3): tf.keras进行模型训练、推理时,input_data可以直接传递tf.data.Dataset
2. TensorFlow的官方案例,是依据字符进行文本生成的,基本流程是,给定一个句子,预测其下一个字符。因此该模型不知道单词是怎么拼写的,不知道字成词,因为他是字符级的,它只知道预测下一个字符。因此,可能生成了不存在的单词或者词语。
3. 该模型只有三层(char-embedding、GRU、FC),但参数巨大,训练十分缓慢(i7CPU训练一个epoch差不多半个小时)。而且这里,char-embedding是直接训练出来了,而不是通过fasttext或者gensim训练出来,然后在做fine-tuning的。
【三】代码如下:
# -*- coding:utf-8 -*-
import tensorflow as tf
import numpy as np
import os
import time
tf.enable_eager_execution()
# 1. 数据下载
path = tf.keras.utils.get_file('shakespeare.txt',
'https://storage.googleapis.com/download.tensorflow.org/data/shakespeare.txt')
#2. 数据预处理
with open(path) as f:
# text 是个字符串
text = f.read()
# 3. 将组成文本的字符全部提取出来,注意 vocab是个list
vocab = sorted(set(text))
# 4. 创建text-->int的映射关系
char2idx = {u:i for i, u in enumerate(vocab)}
idx2char = np.array(vocab)
text_as_int = np.array([char2idx[c] for c in text])
# 5. 借用dataset的batch方法,将text划分为定长的句子
seq_length = 100
examples_per_epoch = len(text)//seq_length
char_dataset = tf.data.Dataset.from_tensor_slices(text_as_int)
# 这里batch_size 加1的原因在于,下面对inputs和labels的生成。

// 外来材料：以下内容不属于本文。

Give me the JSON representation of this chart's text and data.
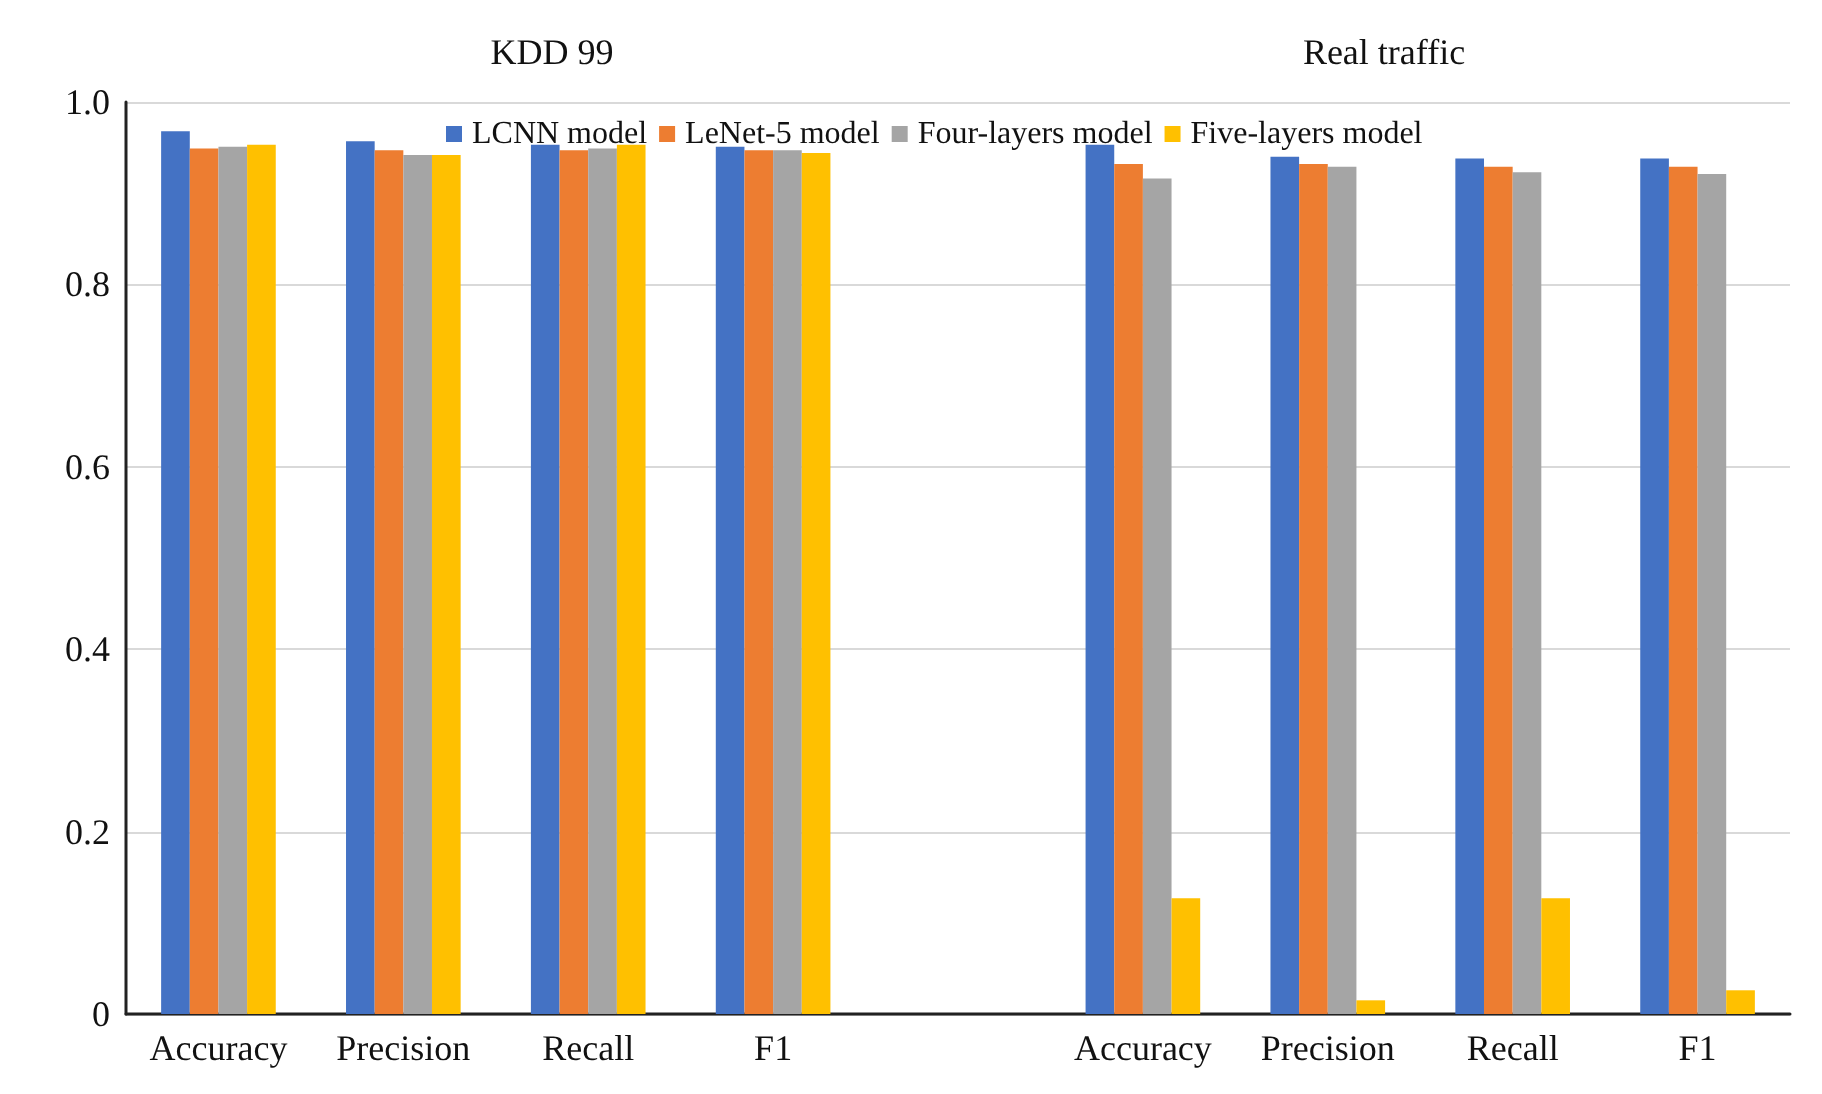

labels比inputs多一个字符
sequences = char_dataset.batch(seq_length+1, drop_remainder=True)
# 6. 将每个句子划分为inputs和labels。例如:hello,inputs = hell,label=ello
def split_input_target(chunk):
input_text = chunk[:-1]
target_text = chunk[1:]
return input_text, target_text
dataset = sequences.map(split_input_target)
# 7. 将句子划分为一个个batch
BATCH_SIZE = 64
steps_per_epoch = examples_per_epoch//BATCH_SIZE
BUFFER_SIZE = 10000
# drop_remainder 一般需要设置为true,表示当最后一组数据不够划分为一个batch时,将这组数据丢弃
dataset = dataset.shuffle(BUFFER_SIZE).batch(BATCH_SIZE, drop_remainder=True)
# 8. 模型搭建
# Length of the vocabulary in chars
vocab_size = len(vocab)
# The embedding dimension
embedding_dim = 256
# Number of RNN units
rnn_units = 1024
model = tf.keras.Sequential()
# 这里是字符embedding,所以是字符集大小*embedding_dim
model.add(tf.keras.layers.Embedding(input_dim=vocab_size,output_dim=embedding_dim,
batch_input_shape=[BATCH_SIZE,None]))
model.add(tf.keras.layers.GRU(units=rnn_units,
return_sequences=True,
recurrent_initializer='glorot_uniform',
stateful=True))
model.add(tf.keras.layers.Dense(units=vocab_size))
model.summary()
# 9. 模型配置
# optimizer 必须为 tf.train 下的opt,不能是keras下的opt
model.compile(optimizer=tf.train.AdamOptimizer(),loss=tf.losses.sparse_softmax_cross_entropy)
# 10 .设置回调函数
checkpoint_dir = './training_checkpoints'
checkpoint_prefix = os.path.join(checkpoint_dir, "ckpt_{epoch}")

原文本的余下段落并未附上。